Friday, April 12, 2013

Walk, walk, walk, then walk some more...

 photo notmyanklet.jpg

I've been a bit fan of walking for years. Look! Fat Loss Mondays - loose [sic] the fat!

Back then, it was mostly about fat loss, although somehow I knew there was more to it. Health, of course, but that is a nebulous concept at best. I just knew movement was critical.

Today, I'm even more sold on the idea that walking is critical for health.

Traditional cardio is not critical.

Strength training, which I love, is not critical past a certain point. I mean how strong is strong enough? Do I need to lift  more than 425lbs? Should I keep going up?

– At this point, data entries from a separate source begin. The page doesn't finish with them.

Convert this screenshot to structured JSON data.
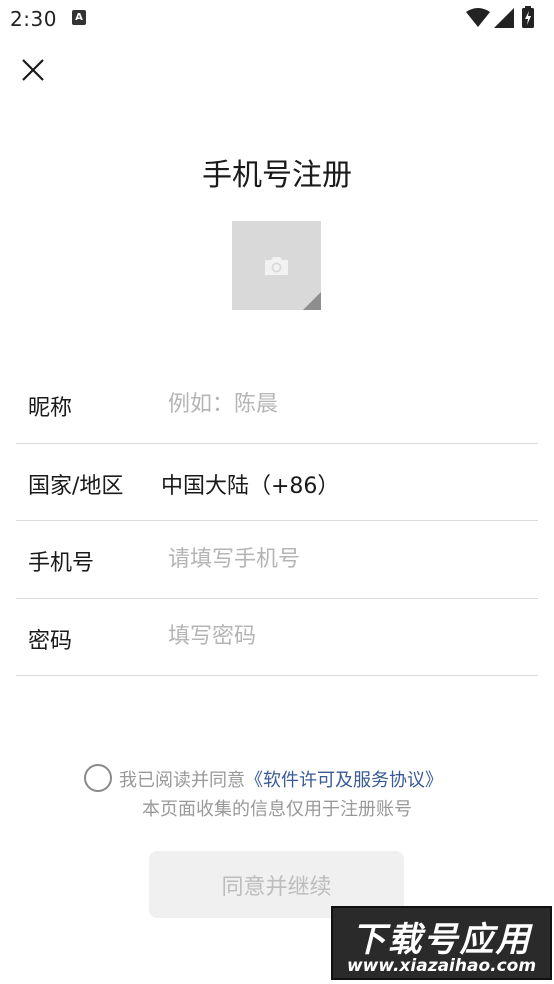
{
  "status_bar": {
    "time": "2:30",
    "notification_icon_letter": "A",
    "icons": [
      "wifi-icon",
      "signal-icon",
      "battery-charging-icon"
    ]
  },
  "header": {
    "close_icon": "close-icon",
    "title": "手机号注册"
  },
  "avatar": {
    "icon": "camera-icon"
  },
  "form": {
    "nickname": {
      "label": "昵称",
      "placeholder": "例如：陈晨",
      "value": ""
    },
    "region": {
      "label": "国家/地区",
      "value": "中国大陆（+86）"
    },
    "phone": {
      "label": "手机号",
      "placeholder": "请填写手机号",
      "value": ""
    },
    "password": {
      "label": "密码",
      "placeholder": "填写密码",
      "value": ""
    }
  },
  "agreement": {
    "checked": false,
    "prefix": "我已阅读并同意",
    "link": "《软件许可及服务协议》",
    "notice": "本页面收集的信息仅用于注册账号"
  },
  "continue_button": {
    "label": "同意并继续",
    "enabled": false
  },
  "watermark": {
    "title": "下载号应用",
    "url": "www.xiazaihao.com"
  },
  "colors": {
    "link": "#3a5a96",
    "placeholder": "#b5b5b5",
    "avatar_bg": "#d9d9d9",
    "button_bg": "#f0f0f0",
    "button_text": "#bdbdbd"
  }
}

Sprinting? Yes. Be prepared enough to get away from whatever's chasing you.

Here's my hierarchy:

Walk - lots. Make sure your arms swing and your shoes are good* or gone.**

Rest - lots. If you don't have enough rest, don't move on to the next level.

Lift - a little. 2-3 times per week unless you have a strength or skill goal. Lift vigorously, too. There's no need to rest 5 minutes between sets unless you have a specific strength or skill goal.

Rest even more - Rest enough to recover from all of the above. If you don't, don't move on to the next level.

Sprint - a little. Once a week should be fine. I recommend Hill Sprints because they are safer and self-limiting. Don't go to the track and sprint. You'll hurt yourself.*** Trust me.

Walk a lot

Walk a lot. Get in your rest. Lift some weights or do your bodyweight exercises. Rest some more, and sprint if you still have it in you.



* good shoes aren't 'walking shoes' from the walking store. Those overbuilt monstrosities do more harm than good, but that's beyond the scope of this post. I'm working with the wife to get you some good shoe and barefoot instructions.

** you have to earn the right to exercise barefoot. It sounds good on paper, but if you've always worn shoes, you're simply not prepared. Like I said in the first asterisk, I'm working with the wife to get you some good shoe and barefoot instructions.

*** the most common injury for recreational sprinters is a hamstring pull or tear. That's you, and you simply are not strong enough to sprint on flat ground. It's also not fun, where hills are. Hill sprints are the key to safe sprinting, so do those.